Polymorphous light eruption. Patients with this condition develop papules, papulovesicles, or erythematous plaques in response to sun exposure. The lesions erupt a few hours to several days after the subject has been exposed to sunlight. Lesions are most often located on the face, upper chest, and exposed parts of the extremities. Ocular inflammation and cheilitis may also occur. Among North American and Latin American Indians, polymorphous light eruption tends to be a familial disease with childhood onset.
Poison ivy, poison oak and poison sumac are plants that contain an irritating, oily sap called urushiol.

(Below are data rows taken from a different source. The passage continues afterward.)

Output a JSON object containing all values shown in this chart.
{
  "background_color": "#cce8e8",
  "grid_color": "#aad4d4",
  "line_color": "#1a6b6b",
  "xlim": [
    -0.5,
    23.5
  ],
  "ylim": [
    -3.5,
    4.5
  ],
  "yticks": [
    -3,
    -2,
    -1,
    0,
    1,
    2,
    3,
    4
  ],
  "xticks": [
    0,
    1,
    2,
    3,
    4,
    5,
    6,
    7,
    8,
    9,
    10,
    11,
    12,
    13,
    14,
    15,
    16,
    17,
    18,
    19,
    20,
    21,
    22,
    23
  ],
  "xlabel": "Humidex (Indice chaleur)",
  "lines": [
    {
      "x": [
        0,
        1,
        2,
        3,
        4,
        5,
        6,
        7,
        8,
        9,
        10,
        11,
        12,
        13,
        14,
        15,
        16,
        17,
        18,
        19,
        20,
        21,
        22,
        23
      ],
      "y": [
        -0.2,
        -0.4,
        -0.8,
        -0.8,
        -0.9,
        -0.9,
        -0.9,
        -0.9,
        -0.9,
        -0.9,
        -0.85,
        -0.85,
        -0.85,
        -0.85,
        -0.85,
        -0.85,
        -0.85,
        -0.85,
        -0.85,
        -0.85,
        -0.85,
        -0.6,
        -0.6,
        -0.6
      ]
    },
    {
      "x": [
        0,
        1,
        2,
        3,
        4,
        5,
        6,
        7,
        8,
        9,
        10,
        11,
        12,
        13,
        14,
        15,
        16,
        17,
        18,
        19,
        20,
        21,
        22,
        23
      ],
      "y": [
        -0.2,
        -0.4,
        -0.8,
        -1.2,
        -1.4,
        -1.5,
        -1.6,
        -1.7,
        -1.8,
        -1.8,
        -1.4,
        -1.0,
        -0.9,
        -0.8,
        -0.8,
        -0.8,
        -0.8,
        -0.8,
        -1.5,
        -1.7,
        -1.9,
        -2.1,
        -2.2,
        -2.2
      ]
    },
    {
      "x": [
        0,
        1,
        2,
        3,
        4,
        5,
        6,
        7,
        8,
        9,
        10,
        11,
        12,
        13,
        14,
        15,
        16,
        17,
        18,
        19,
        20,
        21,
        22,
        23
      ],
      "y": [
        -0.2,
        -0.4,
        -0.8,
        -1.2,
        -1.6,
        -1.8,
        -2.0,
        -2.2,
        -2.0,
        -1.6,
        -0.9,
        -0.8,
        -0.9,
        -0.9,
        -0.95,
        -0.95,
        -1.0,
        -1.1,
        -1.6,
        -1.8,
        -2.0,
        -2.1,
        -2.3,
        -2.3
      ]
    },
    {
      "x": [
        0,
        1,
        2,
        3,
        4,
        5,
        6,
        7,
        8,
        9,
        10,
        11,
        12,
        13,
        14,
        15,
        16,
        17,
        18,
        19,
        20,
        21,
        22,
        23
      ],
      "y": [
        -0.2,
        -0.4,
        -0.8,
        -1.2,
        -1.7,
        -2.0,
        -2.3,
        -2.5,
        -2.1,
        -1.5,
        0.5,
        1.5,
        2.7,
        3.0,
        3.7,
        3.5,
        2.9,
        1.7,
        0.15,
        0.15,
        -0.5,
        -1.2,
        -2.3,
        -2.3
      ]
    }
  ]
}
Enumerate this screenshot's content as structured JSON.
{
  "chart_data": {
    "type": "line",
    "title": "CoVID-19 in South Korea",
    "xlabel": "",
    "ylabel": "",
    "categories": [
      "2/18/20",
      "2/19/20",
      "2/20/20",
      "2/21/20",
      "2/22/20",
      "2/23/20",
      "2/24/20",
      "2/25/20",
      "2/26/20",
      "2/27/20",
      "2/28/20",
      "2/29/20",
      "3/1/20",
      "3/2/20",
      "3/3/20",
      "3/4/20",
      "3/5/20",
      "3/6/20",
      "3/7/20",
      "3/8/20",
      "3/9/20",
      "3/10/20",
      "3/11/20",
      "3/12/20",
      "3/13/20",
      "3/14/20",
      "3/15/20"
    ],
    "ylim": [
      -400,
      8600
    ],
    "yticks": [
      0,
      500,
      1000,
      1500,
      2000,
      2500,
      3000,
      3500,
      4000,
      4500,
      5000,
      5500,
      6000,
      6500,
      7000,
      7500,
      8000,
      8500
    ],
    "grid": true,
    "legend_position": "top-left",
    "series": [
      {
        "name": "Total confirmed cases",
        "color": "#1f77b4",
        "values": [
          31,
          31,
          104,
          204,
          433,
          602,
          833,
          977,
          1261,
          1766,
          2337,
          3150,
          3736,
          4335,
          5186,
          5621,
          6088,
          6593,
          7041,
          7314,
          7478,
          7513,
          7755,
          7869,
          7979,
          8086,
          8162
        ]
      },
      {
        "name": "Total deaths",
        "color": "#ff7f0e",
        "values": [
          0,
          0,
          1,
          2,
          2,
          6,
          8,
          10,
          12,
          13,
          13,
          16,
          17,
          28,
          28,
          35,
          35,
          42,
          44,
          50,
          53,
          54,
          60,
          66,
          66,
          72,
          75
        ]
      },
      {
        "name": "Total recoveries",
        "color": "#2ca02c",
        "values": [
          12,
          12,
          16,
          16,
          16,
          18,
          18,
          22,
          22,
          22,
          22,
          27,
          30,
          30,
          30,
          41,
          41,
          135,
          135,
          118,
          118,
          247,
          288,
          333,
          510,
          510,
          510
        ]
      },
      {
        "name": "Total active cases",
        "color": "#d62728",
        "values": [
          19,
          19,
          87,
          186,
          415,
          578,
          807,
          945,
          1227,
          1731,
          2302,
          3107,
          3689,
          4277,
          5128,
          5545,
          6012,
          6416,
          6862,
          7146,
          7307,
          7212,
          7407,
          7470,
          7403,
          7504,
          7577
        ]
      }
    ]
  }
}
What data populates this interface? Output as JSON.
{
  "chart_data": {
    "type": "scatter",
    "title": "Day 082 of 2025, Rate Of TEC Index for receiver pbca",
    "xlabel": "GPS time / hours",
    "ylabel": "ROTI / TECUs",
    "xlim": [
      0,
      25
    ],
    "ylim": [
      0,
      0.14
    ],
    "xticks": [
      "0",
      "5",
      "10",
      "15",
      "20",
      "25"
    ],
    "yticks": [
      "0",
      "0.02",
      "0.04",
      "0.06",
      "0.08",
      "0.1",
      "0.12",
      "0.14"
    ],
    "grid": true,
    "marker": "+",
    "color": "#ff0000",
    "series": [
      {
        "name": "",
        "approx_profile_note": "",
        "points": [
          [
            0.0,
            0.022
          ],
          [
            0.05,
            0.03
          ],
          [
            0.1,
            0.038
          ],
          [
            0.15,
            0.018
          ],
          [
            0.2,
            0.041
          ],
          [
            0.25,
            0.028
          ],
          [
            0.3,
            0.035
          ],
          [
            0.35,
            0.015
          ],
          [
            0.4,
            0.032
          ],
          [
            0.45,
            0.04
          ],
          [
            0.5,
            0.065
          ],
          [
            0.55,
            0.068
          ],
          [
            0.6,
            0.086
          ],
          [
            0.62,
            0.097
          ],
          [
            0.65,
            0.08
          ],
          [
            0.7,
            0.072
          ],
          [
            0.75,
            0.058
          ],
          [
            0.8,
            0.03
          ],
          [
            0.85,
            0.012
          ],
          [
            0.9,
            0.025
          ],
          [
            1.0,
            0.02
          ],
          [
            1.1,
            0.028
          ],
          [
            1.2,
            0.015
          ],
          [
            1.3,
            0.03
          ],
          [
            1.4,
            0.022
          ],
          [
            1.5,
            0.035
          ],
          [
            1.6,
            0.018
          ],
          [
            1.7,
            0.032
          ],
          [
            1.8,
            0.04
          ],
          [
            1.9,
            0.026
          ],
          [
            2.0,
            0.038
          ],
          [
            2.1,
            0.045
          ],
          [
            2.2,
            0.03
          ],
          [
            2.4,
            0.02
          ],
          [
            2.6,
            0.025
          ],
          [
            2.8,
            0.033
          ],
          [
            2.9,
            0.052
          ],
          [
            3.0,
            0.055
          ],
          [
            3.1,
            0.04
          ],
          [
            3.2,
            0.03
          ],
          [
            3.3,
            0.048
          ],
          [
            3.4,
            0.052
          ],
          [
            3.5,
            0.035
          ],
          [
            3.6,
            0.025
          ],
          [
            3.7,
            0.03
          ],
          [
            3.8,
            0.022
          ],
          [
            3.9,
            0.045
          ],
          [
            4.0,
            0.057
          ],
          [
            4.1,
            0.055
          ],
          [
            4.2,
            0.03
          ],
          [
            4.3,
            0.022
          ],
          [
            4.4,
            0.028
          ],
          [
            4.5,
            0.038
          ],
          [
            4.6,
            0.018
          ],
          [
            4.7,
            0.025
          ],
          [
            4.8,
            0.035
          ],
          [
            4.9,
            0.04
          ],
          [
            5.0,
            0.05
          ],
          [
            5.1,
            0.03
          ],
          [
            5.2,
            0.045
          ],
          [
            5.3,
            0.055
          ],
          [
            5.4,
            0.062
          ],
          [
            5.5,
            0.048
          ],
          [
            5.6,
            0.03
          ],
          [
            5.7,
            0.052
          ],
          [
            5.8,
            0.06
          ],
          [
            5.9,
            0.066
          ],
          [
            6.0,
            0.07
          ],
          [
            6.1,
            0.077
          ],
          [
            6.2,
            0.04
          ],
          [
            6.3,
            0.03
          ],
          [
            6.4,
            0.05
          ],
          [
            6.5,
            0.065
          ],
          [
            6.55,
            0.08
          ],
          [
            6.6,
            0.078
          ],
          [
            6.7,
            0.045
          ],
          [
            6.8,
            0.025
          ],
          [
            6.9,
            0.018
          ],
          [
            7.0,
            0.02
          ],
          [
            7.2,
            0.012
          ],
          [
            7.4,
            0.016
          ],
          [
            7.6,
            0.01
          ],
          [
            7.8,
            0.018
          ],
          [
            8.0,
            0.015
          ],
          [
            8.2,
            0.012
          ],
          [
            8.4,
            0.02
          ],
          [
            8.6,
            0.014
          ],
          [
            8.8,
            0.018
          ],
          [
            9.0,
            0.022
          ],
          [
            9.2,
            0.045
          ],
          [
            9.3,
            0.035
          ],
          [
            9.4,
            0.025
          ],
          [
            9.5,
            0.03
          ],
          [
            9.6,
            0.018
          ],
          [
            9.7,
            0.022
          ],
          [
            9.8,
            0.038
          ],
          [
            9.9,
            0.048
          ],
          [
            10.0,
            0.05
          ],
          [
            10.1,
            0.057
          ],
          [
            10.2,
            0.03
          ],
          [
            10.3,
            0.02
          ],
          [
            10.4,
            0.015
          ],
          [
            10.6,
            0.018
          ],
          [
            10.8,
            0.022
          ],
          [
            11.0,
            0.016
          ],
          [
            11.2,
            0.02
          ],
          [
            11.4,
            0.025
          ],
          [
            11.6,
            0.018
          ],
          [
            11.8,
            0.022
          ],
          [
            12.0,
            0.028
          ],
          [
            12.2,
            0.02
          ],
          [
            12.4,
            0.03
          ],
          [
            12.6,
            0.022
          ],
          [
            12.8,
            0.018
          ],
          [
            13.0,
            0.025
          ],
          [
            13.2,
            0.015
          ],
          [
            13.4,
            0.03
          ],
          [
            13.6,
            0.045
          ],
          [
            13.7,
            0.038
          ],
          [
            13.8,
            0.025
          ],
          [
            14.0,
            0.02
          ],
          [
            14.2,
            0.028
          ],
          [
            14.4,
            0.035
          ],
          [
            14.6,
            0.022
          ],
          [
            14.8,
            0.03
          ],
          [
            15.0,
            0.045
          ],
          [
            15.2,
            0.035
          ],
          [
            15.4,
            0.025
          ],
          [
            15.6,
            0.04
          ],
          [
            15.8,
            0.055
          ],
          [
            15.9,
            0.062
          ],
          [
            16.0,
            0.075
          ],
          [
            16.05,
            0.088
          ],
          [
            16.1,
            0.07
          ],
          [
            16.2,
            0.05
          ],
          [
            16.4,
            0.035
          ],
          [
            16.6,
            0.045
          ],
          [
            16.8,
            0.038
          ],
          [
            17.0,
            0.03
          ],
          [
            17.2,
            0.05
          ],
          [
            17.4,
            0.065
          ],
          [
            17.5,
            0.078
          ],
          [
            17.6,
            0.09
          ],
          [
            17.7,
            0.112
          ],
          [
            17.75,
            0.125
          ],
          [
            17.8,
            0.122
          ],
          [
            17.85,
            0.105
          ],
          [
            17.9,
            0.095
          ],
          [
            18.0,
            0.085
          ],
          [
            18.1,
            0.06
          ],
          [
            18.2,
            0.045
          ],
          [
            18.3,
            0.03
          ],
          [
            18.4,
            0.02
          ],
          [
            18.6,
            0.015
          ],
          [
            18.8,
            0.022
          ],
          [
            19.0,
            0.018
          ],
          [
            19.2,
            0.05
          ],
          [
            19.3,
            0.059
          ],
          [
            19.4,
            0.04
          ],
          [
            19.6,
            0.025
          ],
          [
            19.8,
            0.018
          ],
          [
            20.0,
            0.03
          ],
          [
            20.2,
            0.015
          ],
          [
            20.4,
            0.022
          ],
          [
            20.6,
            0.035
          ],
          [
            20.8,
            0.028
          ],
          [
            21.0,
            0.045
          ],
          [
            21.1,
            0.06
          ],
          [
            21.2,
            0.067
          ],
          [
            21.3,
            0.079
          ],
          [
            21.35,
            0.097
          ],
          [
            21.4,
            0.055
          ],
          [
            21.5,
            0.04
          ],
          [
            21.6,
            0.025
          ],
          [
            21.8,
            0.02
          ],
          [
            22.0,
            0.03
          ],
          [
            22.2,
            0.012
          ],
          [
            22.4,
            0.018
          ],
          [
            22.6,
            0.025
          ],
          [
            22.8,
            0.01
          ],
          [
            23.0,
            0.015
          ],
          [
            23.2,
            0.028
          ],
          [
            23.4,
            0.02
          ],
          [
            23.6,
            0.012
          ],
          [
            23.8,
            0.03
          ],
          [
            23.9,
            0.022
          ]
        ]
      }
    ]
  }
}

Urushiol triggers an allergic reaction when it comes into contact with skin, resulting in an itchy rash, which can appear within hours of exposure or up to several days later.
Ringworm is characterized by a red ring of small blisters or a red ring of scaly skin that grows outward as the infection spreads. Though children are especially susceptible to catching ringworm, it can affect adults as well.
Port-wine stain. This unilateral vascular malformation has a markedly different histology, significance, and natural history from that of the salmon patch. The port-wine stain is made up of capillary ectasias that may be present throughout the dermis and that gradually increase with age. The color changes from pink to purple as the patient grows, and the lesions may become nodular during adult life. Because port-wine stains show no tendency to involute, they may represent a significant, lifelong cosmetic problem.